Problem

distinct string is a string that is present only once in an array.

Given an array of strings arr, and an integer k, return the kth distinct string present in arr. If there are fewer than k distinct strings, return an empty string "".

Note that the strings are considered in the order in which they appear in the array.

Examples

Example 1:

Input: arr = ["d","b","c","b","c","a"], k = 2
Output: "a"
Explanation:
The only distinct strings in arr are "d" and "a".
"d" appears 1st, so it is the 1st distinct string.
"a" appears 2nd, so it is the 2nd distinct string.
Since k == 2, "a" is returned.

Example 2:

Input: arr = ["aaa","aa","a"], k = 1
Output: "aaa"
Explanation:
All strings in arr are distinct, so the 1st string "aaa" is returned.

Example 3:

Input: arr = ["a","b","a"], k = 3
Output: ""
Explanation:
The only distinct string is "b". Since there are fewer than 3 distinct strings, we return an empty string "".

Solution

Video Explanation

Here is the video explanation covering the below methods:

Method 1 - Brute Force

  1. Count Occurrences to check duplicates: Use a helper function or nested loops to count the occurrences of each string.

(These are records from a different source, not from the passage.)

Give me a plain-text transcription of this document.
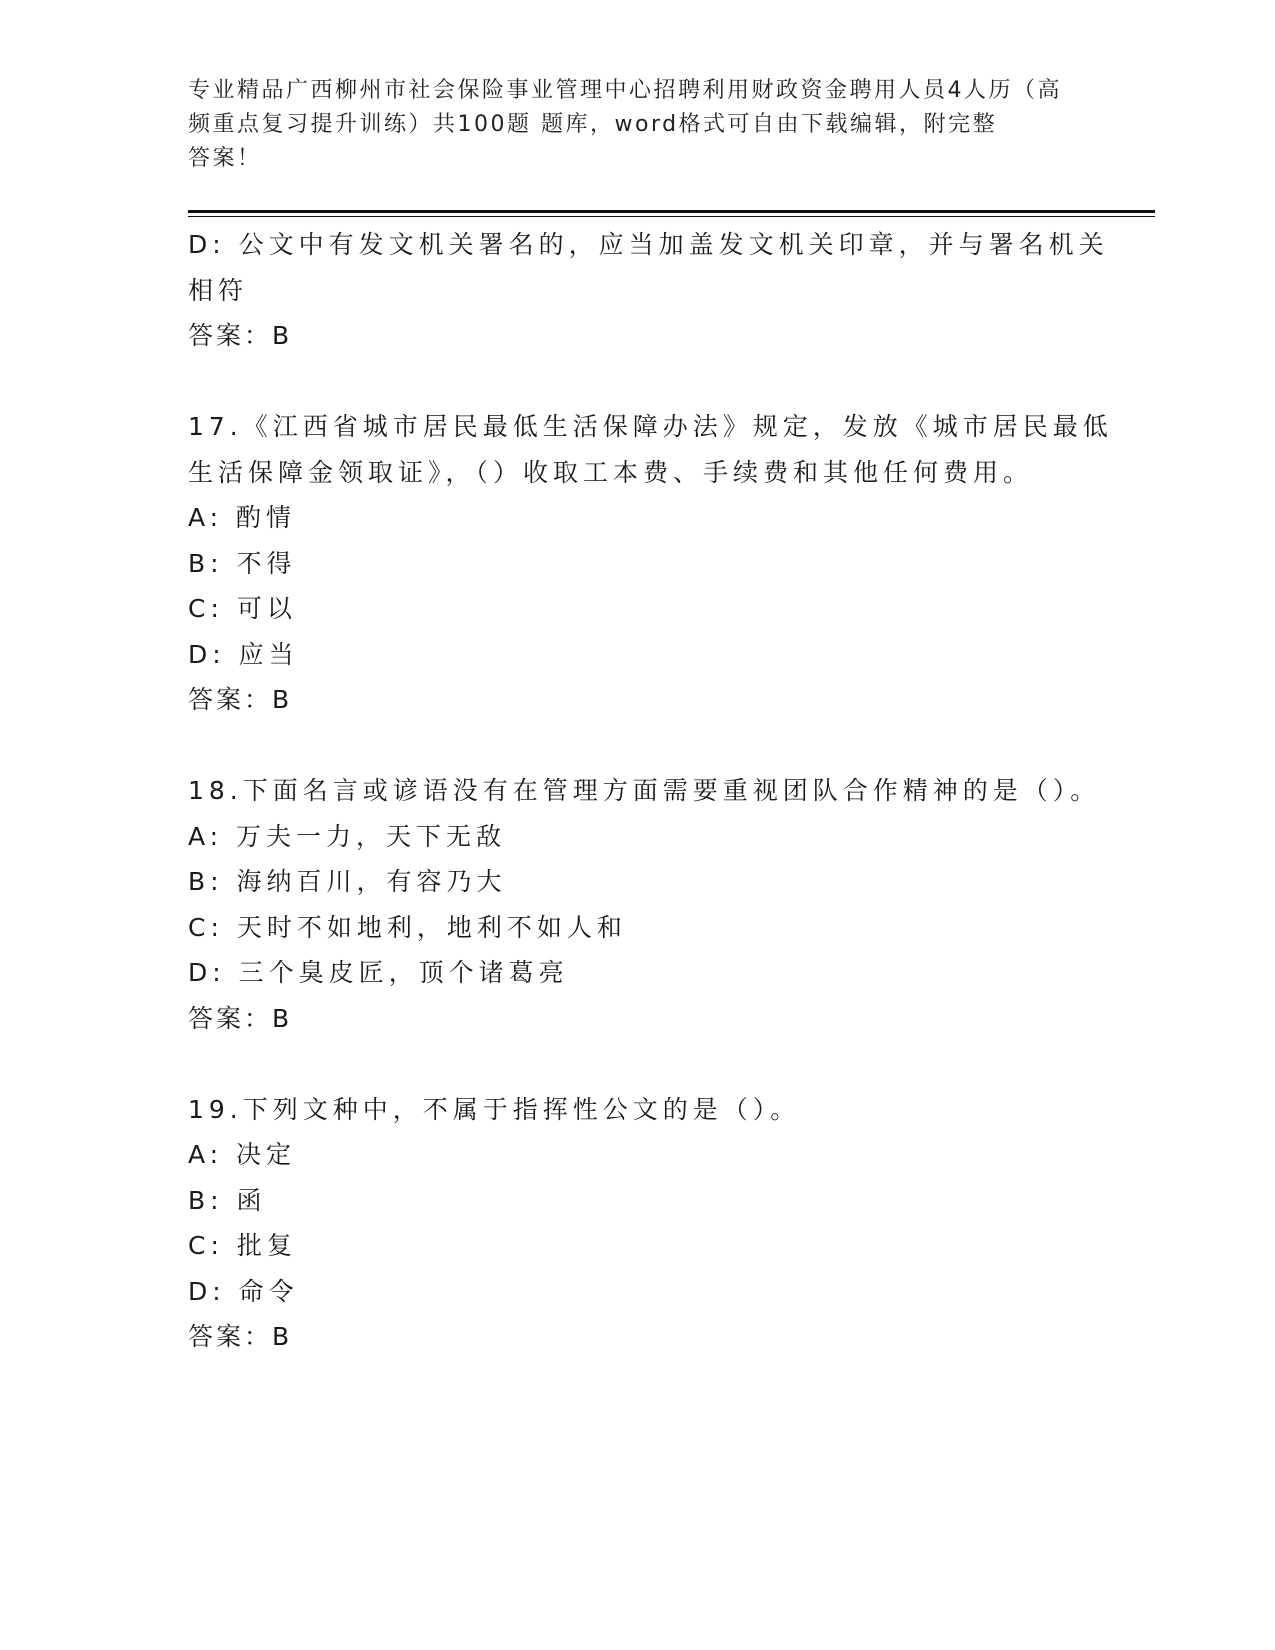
专业精品广西柳州市社会保险事业管理中心招聘利用财政资金聘用人员4人历（高
频重点复习提升训练）共100题 题库，word格式可自由下载编辑，附完整
答案！
D: 公文中有发文机关署名的，应当加盖发文机关印章，并与署名机关
相符
答案：B
17.《江西省城市居民最低生活保障办法》规定，发放《城市居民最低
生活保障金领取证》，（）收取工本费、手续费和其他任何费用。
A: 酌情
B: 不得
C: 可以
D: 应当
答案：B
18.下面名言或谚语没有在管理方面需要重视团队合作精神的是（）。
A: 万夫一力，天下无敌
B: 海纳百川，有容乃大
C: 天时不如地利，地利不如人和
D: 三个臭皮匠，顶个诸葛亮
答案：B
19.下列文种中，不属于指挥性公文的是（）。
A: 决定
B: 函
C: 批复
D: 命令
答案：B
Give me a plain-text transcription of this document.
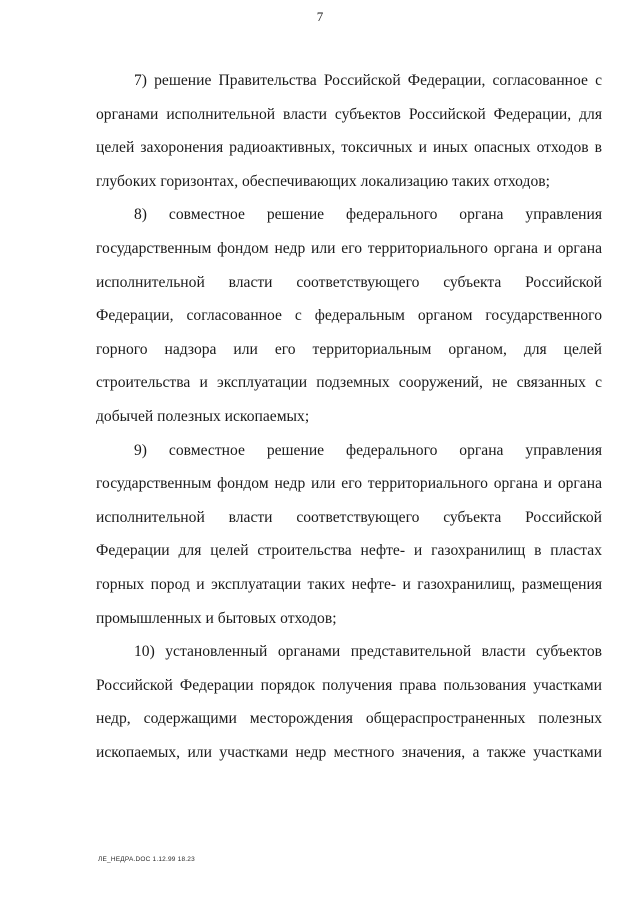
7

7) решение Правительства Российской Федерации, согласованное с
органами исполнительной власти субъектов Российской Федерации, для
целей захоронения радиоактивных, токсичных и иных опасных отходов в
глубоких горизонтах, обеспечивающих локализацию таких отходов;

8) совместное решение федерального органа управления
государственным фондом недр или его территориального органа и органа
исполнительной власти соответствующего субъекта Российской
Федерации, согласованное с федеральным органом государственного
горного надзора или его территориальным органом, для целей
строительства и эксплуатации подземных сооружений, не связанных с
добычей полезных ископаемых;

9) совместное решение федерального органа управления
государственным фондом недр или его территориального органа и органа
исполнительной власти соответствующего субъекта Российской
Федерации для целей строительства нефте- и газохранилищ в пластах
горных пород и эксплуатации таких нефте- и газохранилищ, размещения
промышленных и бытовых отходов;

10) установленный органами представительной власти субъектов
Российской Федерации порядок получения права пользования участками
недр, содержащими месторождения общераспространенных полезных
ископаемых, или участками недр местного значения, а также участками

ЛЕ_НЕДРА.DOC 1.12.99 18.23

  2. Identify and Return the k-th Distinct String:

    • Iterate through the array again, counting the distinct strings directly.
    • Return the k-th distinct string once found.

Code

Java
class Solution {

	private boolean isDuplicate(String[] arr, String target) {
		int count = 0;

		for (String str: arr) {
			if (str.equals(target)) {
				count++;
			}
			if (count > 1) {
				return true;
			}
		}

		return false;
	}

	public String kthDistinct(String[] arr, int k) {
		int distinctCount = 0;

		for (String str: arr) {
			if (!isDuplicate(arr, str)) {
				distinctCount++;

				if (distinctCount == k) {
					return str;
				}
			}
		}

		return "";
	}

}

Complexity

  • ⏰ Time complexity: O(n^2) where n is the number of elements in arr
  • 🧺 Space complexity: O(1)

Method 2 - Using Frequency Map

To solve this problem, we can follow these steps:

  1. Count the frequency of each string in the array using a hashmap (dictionary).
  2. Iterate through the array in the given order and identify the distinct strings (strings that appear exactly once in the array).
  3. Keep track of the distinct strings and return the k-th distinct string if it exists.

Code

Java
class Solution {

	public String kthDistinct(String[] arr, int k) {
		// Step 1: Count the frequency of each string
		Map<String, Integer> frequencyMap = new HashMap<>();

		for (String str: arr) {
			frequencyMap.put(str, frequencyMap.getOrDefault(str, 0) + 1);
		}

		// Step 2: Identify distinct strings and find the k-th one
		int count = 0;

		for (String str: arr) {
			if (frequencyMap.get(str) == 1) {
				count++;

				if (count == k) {
					return str;
				}
			}
		}

		// Step 3: If there are fewer than k distinct strings, return ""
		return "";
	}
}
Python
def kth_distinct(arr: List[str], k: int) -> str:
    unique_elements = OrderedDict()
    duplicates = set()

    for elem in arr:
        if elem in duplicates:
            continue
        if elem in unique_elements:
            del unique_elements[elem]
            duplicates.add(elem)
        else:
            unique_elements[elem] = None

    if len(unique_elements) < k:
        return ""

    for idx, key in enumerate(unique_elements):
        if idx == k - 1:
            return key

    return ""

Complexity

  • ⏰ Time complexity: O(n) where n is the number of elements in arr
  • 🧺 Space complexity: O(n)

Method 3 - Using LinkedHashSet for order preservation

We can use LinkedHashSet instead.

  1. Use a LinkedHashSet to store all distinct elements (elements that have not been seen before).
  2. Use a HashSet to keep track of elements that have already been seen more than once.
  3. Iterate through the array and perform the checks and insertions accordingly.
  4. Finally, retrieve the k-th distinct element from the LinkedHashSet.

Code

Java
class Solution {

	public String kthDistinct(String[] arr, int k) {
		LinkedHashSet<String> distincts = new LinkedHashSet<>();
		HashSet<String> duplicates = new HashSet<>();

		for (String str: arr) {
			if (!duplicates.contains(str)) {
				if (!distincts.contains(str)) {
					distincts.add(str);
				} else {
					distincts.remove(str);
					duplicates.add(str);
				}
			}
		}

		if (distincts.size()<k) {
			return "";
		}

		Iterator<String> iterator = distincts.iterator();

		int count = 0;

		while (iterator.hasNext()) {
			count++;
			String element = iterator.next();

			if (count == k) {
				return element;
			}
		}

		return "";
	}
}

Complexity

  • ⏰ Time complexity: O(n + k), where k is element provided in the function
  • 🧺 Space complexity: O(n)